Another creative example of creating brand engagement through emojis was Miracle-Gro’s Springmoji Garden campaign. The campaign encouraged public participation in “planting” a virtual garden. The Springmoji site used an emoji-tracker that added a plant to the site’s “garden” every time a user tweeted one of the 12 plant-based emojis alongside the #springmoji hashtag. The campaign was used to reach out to a younger audience get the public excited about gardening regardless of their weather conditions.
The World Wildlife Foundation launched an emoji-based campaign that generated donations. The #EndangeredEmoji campaign worked by using the fact that 17 of the available animal emojis can be used to represent real endangered species.
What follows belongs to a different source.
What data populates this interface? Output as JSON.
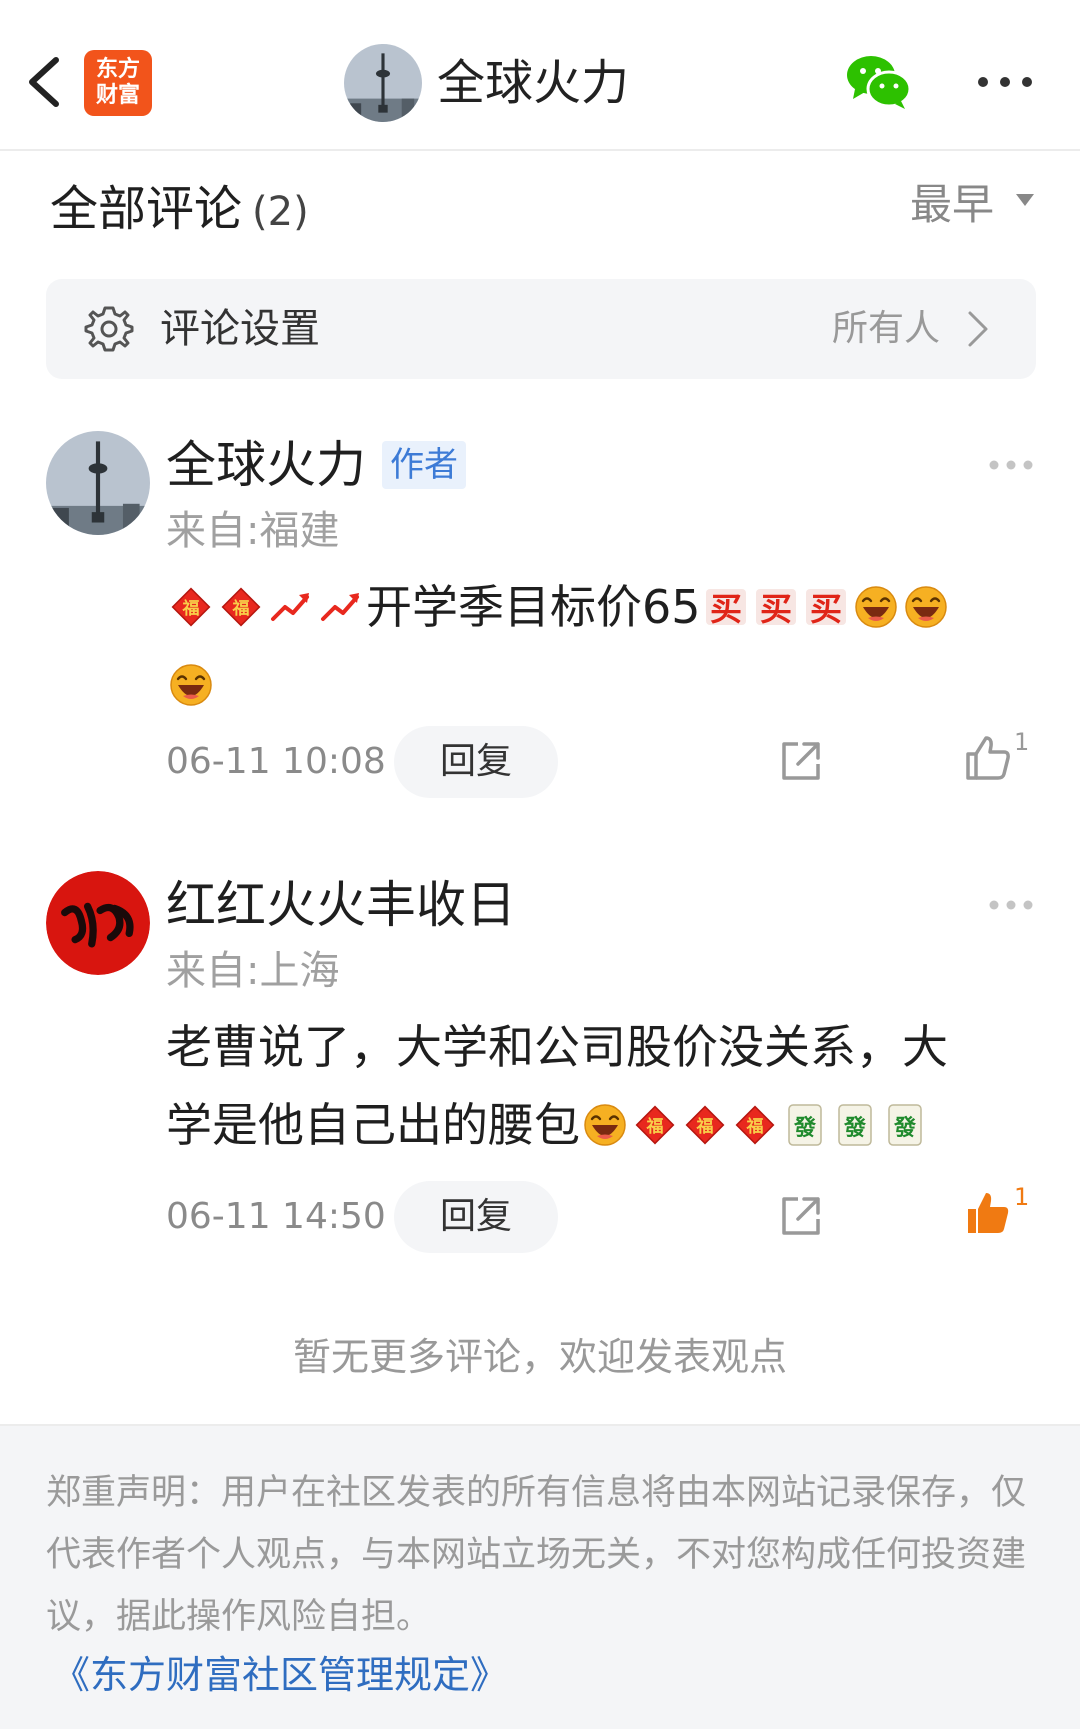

The campaign allowed those who wished to donate to their cause to sign up to donate 0.10 euros (about 11 cents) every time they used one of the 17 endangered animal emojis.
Using emojis in a campaign can be highly effective, but be warned, emojis may not be appropriate for every brand or every brand’s target market. These campaigns worked well as they targeted millennials, but even campaigns targeted to this group could be unsuccessful. Improper use of emojis could be detrimental, and overusing emojis can be interpreted as downright insulting to the audience. Over use of emojis can also make a piece of communication appear spammy and not be taken seriously. Similarly, overusing emojis can make a message confusing. Take a look at this announcement by Chevy. Although Chevy later released a decoder to help their audience decipher the message I personally have no desire to figure out what the message said. Emojis are effective because they are easy to understand so making them extra-complicated seems to be an counter-intuitive.
There are many more companies that are choosing to employ emojis in their marketing campaigns. Keep your eyes peeled for new and creative ways that emojis are being used!